As more and more people begin to set up what Alvin Toffler calls ''the electronic cottage,'' there will be an increasing demand for furniture to accommodate home-computer systems.
''The revolution is certainly here,'' says Arnold Wolf, president of Tiffany Stand and Furniture Company. But whereas many office-furniture manufacturers, including Tiffany, have diversified into what the industry terms ''computer support furniture,'' traditional home furniture companies still have not jumped into the market.
As a result, ''computer furniture still looks like computer furniture,'' says Mr. Wolf.
According to Martin Elinoff, president of the American Society of Interior Designers, home furniture companies have not yet ventured into computer furniture, because there hasn't been enough consumer demand.
''But there will be, there's no doubt about it,'' he says.
As demand increases, Mr. Elinoff predicts that furniture companies will manufacture a variety of cabinets, credenzas, breakfronts, and armoires to accommodate home systems. So far, most personal computers have ended up on dining-room and game tables.
Interior designers have also improvised computer work areas for clients with home systems. Within the last year, for example, Martin Elinoff Associates in Boston has housed computer systems in the walls and niches of dens and bedrooms. One particularly successful solution, Mr. Elinoff says, was to adapt a closet to accommodate a computer system. This was accomplished by designing a work area in the closet space, then replacing the sliding doors with double-fold doors that open up to allow access to the total area.
Fred and Nancy Harwood of Wellesley Hills, Mass., have converted their family room into a computer room used by the entire family for business and recreation. Because of their extensive system, the Harwoods have purchased computer-support furniture to accommodate their equipment.

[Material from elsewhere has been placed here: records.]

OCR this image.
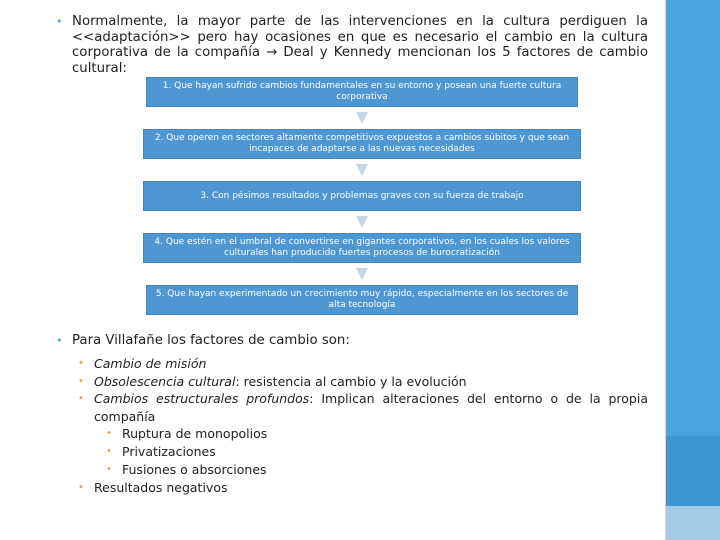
• Normalmente, la mayor parte de las intervenciones en la cultura perdiguen la <<adaptación>> pero hay ocasiones en que es necesario el cambio en la cultura corporativa de la compañía → Deal y Kennedy mencionan los 5 factores de cambio cultural:
1. Que hayan sufrido cambios fundamentales en su entorno y posean una fuerte cultura corporativa
2. Que operen en sectores altamente competitivos expuestos a cambios súbitos y que sean incapaces de adaptarse a las nuevas necesidades
3. Con pésimos resultados y problemas graves con su fuerza de trabajo
4. Que estén en el umbral de convertirse en gigantes corporativos, en los cuales los valores culturales han producido fuertes procesos de burocratización
5. Que hayan experimentado un crecimiento muy rápido, especialmente en los sectores de alta tecnología
• Para Villafañe los factores de cambio son:
• Cambio de misión
• Obsolescencia cultural: resistencia al cambio y la evolución
• Cambios estructurales profundos: Implican alteraciones del entorno o de la propia compañía
• Ruptura de monopolios
• Privatizaciones
• Fusiones o absorciones
• Resultados negativos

Mrs. Harwood runs an editing and writing service for business executives from the home. Her work area includes a word processor and printer in a corner arrangement that, she says, makes it easy to move from the keyboard to the printer. Mr. Harwood, who is in the computer business, has his own system on an extended table that accommodates a visual display terminal (VDT) and three different kinds of printers.
The Harwoods' three children - Deric, 12; Tennyson, 10; and Peter, 8 - who are avid computer enthusiasts, play games and write programs on their own computer in another room downstairs, or they use their father's terminal when he isn't working at home.
Kathy and Russ Kramer, also of Wellesley, have a personal computer at one end of a basement family room. The Kramers and their two children use the computer for business, recreation, and home applications. The Kramers purchased a table designed for computers that has an extra shelf underneath for storage.
Both the Harwoods and Kramers use recessed ceiling lights for even, non-glare illumination. Mrs. Kramer says dimmers on the lights have come in handy. Her son prefers the room to be darker when he plays computer games, because it emphasizes the color graphics. Mrs. Kramer wants the brighter when she works on a black-and-white monitor. Setting up a computer work area
According to computer furniture designer Wayne Gurin, the goal in setting up a work area is to create a ''user-friendly environment.'' Here are some factors to consider when organizing a computer work space:
* Keep in mind who will be using the computer when deciding where to put it. If many family members are going to use the system, a family room or game room is a possible choice. If only one or two people need access to the computer, a small den, private office, or bedroom may be a good choice.
* The computer keyboard should be at the same height as a typewriter - about 26 inches off the ground. Most dining-room tables are too high for maximum comfort and efficiency.
* A computer should not be subjected to extreme changes in temperature, and should not be placed in direct sunlight.
* Try to plug the system into an electrical circuit that does not feed a refrigerator or other major electricity user.
* A combination of natural sunlight and artificial lighting helps eliminate glare on the video screen. Recessed ceiling lighting produces an even room illumination, and dimmers are a convenient option to adjust the brightness for different user preferences.
* Additional shelving above or underneath the computer table for reference books and program documentation helps keep the keyboard area clear. Slide-out work surfaces and corner ell extenders are also help expand the work area.
Currently, computer furniture is available primarily through independent dealers and computer centers.
The products range from inexpensive flakeboard components to virtually indestructible furniture units made from plastic laminate and steel. With storage modules to house electronic units and various other accessories, it is possible to put together what one salesman terms ''a roll-top desk of the future.''
One New England computer furniture manufacturer, Data Recording Services, recently devised a roll-top system that can be locked.